Coordination nanosheets based molecular computing for detection and differentiation of high-energy explosives TATB and FOX-7

Abstract

Detection and differentiation of explosives is an issue of immediacy for security and environmental monitoring. At present, the most operated explosive system combines primary and secondary explosives. Although various advances are presently equipped for identifying primary explosives, the insensitive nature of secondary explosives makes their detection and differentiation challenging. Here, we report three coordination nanosheets (CNs) AM-8-Eu, AM-8-Tb, and AM-8-Zn containing three-way terpyridine ligands (AM-8) and Eu(III), Tb(III), and Zn(II) ions.

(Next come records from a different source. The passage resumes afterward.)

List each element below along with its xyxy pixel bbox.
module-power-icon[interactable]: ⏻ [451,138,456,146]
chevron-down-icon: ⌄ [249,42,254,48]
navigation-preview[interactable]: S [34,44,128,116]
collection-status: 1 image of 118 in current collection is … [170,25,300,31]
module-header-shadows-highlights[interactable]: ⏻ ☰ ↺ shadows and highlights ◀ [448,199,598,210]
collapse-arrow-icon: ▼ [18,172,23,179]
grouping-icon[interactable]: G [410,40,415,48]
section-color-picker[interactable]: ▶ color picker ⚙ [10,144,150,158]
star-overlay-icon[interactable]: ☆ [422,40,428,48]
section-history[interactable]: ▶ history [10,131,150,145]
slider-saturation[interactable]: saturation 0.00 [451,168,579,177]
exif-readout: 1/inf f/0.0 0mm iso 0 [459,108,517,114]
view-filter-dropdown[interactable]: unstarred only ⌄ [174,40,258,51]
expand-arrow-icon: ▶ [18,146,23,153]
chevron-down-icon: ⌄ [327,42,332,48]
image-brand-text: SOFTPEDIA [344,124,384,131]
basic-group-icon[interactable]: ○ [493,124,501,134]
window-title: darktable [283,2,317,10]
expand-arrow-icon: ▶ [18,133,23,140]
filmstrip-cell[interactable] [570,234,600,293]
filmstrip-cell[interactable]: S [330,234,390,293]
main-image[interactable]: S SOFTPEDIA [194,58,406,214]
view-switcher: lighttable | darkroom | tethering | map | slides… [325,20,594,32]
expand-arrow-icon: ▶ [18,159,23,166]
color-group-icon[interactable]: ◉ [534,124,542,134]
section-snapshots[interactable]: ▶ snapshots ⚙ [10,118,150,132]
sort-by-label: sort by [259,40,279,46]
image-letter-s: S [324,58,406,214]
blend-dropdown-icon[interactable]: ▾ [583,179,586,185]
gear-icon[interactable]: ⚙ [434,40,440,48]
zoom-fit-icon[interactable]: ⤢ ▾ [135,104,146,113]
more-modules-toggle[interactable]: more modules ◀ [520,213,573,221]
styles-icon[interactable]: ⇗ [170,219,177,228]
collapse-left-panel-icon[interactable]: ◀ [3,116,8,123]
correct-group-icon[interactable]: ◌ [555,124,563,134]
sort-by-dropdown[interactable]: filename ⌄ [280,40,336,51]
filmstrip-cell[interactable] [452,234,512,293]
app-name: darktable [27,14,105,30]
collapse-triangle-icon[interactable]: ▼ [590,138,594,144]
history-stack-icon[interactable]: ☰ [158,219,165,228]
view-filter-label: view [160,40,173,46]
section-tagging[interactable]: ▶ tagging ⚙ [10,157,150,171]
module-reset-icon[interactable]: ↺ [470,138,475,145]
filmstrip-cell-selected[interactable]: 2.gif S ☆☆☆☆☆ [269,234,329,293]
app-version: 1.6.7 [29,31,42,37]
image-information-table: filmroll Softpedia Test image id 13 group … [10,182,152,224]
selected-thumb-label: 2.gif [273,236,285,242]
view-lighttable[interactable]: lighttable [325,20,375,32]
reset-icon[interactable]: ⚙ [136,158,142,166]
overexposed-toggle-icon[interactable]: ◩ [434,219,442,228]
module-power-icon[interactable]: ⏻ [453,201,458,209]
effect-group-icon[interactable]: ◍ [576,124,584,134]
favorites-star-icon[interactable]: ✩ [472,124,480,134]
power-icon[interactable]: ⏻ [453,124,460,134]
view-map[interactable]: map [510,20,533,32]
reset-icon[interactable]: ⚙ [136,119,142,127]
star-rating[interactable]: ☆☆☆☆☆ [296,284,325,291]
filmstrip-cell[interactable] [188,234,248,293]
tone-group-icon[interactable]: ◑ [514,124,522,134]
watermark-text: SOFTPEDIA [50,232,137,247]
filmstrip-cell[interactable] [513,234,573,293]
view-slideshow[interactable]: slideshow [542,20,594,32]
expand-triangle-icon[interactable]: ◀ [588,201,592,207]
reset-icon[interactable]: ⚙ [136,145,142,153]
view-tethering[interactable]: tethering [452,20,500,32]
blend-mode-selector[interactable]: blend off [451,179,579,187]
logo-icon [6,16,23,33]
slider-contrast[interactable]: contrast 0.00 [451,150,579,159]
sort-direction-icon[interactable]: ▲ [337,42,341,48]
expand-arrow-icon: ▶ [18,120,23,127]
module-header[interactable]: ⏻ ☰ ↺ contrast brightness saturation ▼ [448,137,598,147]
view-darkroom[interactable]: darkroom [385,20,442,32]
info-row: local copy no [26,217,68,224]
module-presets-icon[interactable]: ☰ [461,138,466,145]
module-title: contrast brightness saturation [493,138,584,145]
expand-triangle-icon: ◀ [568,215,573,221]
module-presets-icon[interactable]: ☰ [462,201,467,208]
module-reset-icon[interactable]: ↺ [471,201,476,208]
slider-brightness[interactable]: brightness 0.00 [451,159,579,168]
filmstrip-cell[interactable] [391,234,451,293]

These CNs act as a highly selective platform for detecting unexplored high-energy explosive 1,1-Diamino-2,2-dinitro ethylene (FOX-7) in solid and solution phases. For AM-8-Zn, calculated molecular electrostatic surface potential revealed two modes of interactions for triaminotrinitrobenzene (TATB) and FOX-7, producing two distinct spectral responses. Digital analysis of these responses revealed a complimentary implication (IMP)/not implication (NIMP) logic function. Finally, the unique feature of IMP gate is used to define all possible sixteen distinct binary Boolean operations on two logic values for “functional completeness”. The detection and differentiation of such insensitive high-energy explosives TATB and FOX-7, where Boolean logic can process information through distinct binary responses in solid and solution phases, have not been witnessed hitherto in a single chemical platform.